Was Chauvin’s use of restraint rational?
Zimmerman’s testimony suggested that this was not the case. When asked by the prosecutor what the officers should do when a person is handcuffed and their fighting power diminishes, Zimmerman said the officer “is aimed at sitting on the curb or calming the person. It’s possible. At that point, you try to help them not to be as upset as they might have been at the beginning. “
Chauvin’s lawyer, Eric Nelson, sought to show that Floyd could still be a threat to police officers. He also said that the decision to use force could also depend on external factors such as whether the officer felt threatened. By bystander..
Forces experts question how Chauvin and three other police officers treated Floyd after being asked to report a person accused of passing a fake $ 20 bill. did.Body camera video played at trial shows what Floyd has said many times He had a hard time and was claustrophobic To avoid being forced by police SUVs.
Mylan Masson, who once led police training at the Hennepin Institute of Technology and worked for the Minnesota Police Officer Standards Training Commission for over 20 years, said police officers know if Floyd knows the bill is fake, and he He said he should have asked if he owned another person. ..
Masson wondered why they decided to arrest him, saying, “He didn’t seem to hurt others.”
Geoffrey Alpert, a professor of criminology at the University of South Carolina, said: “I didn’t hurry or make a momentary decision. There was no reason to push things.”
Both Alpert and Masson said they were claustrophobic and questioned why police refused to put Floyd in large vehicles such as ambulances and vans.
Police stations across the country have been striving for years to train police officers to avoid violence. In 2016, Minneapolis police rewrote the use of armed policy to emphasize “sanctity of life” and began deescalation training to calm people to prevent violence.
Why is it important in court?
Chauvin, 45, Have been charged with murder and manslaughter Floyd’s death.. Prosecutors said the fired police officer knelt on Floyd’s neck for 9 minutes and 29 seconds, complaining that he could not breathe. The most serious accusations against Chauvin involve up to 40 years in prison.

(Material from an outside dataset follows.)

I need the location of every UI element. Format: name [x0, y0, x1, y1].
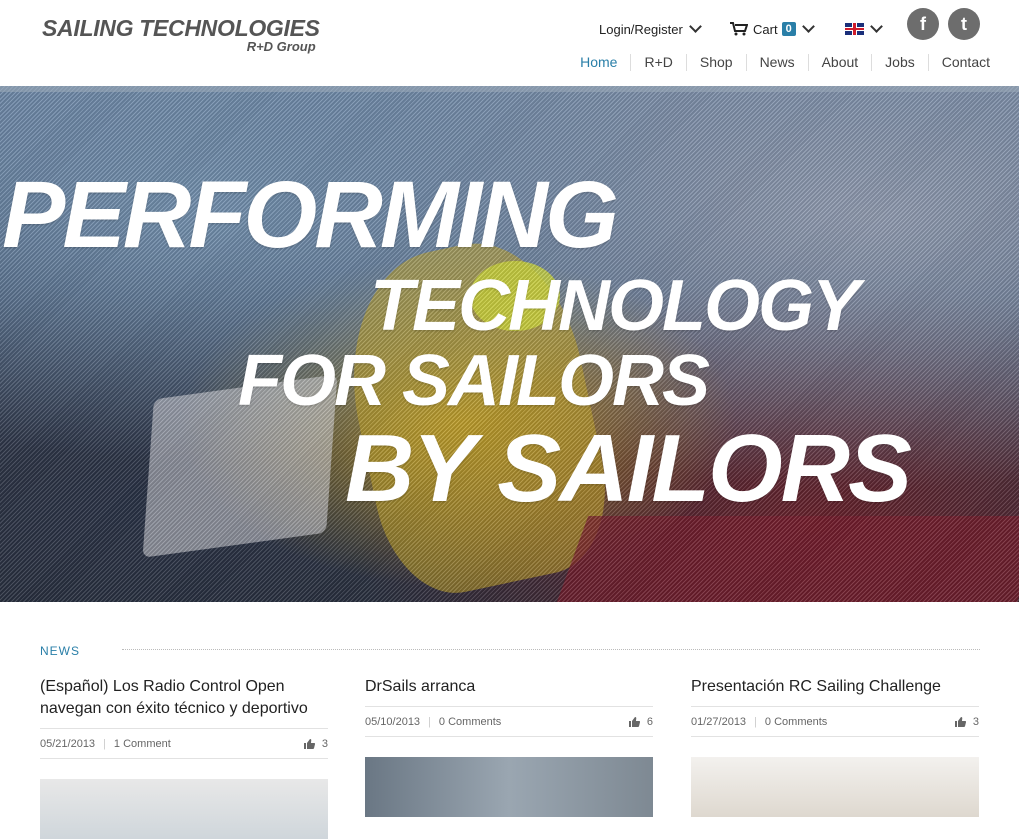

Prosecutors claim that Floyd’s death was caused by Chauvin’s knees. However, lawyers allege that Chauvin had been trained and accused Floyd of drug use, heart disease, high blood pressure, and adrenaline.
Alex Piquero, chairman of the University of Miami’s Department of Sociology, said it was important for prosecutors to show that Chauvin, along with other officers, had made a series of decisions that would lead to Floyd’s death.
He said police officers often work with limited information and must make decisions quickly. But he said it was clear that whatever happened before Chauvin knelt on Floyd’s neck, it was wrong.
“This is not a way to deal with anyone who seems to be trying to pass counterfeit banknotes,” he said.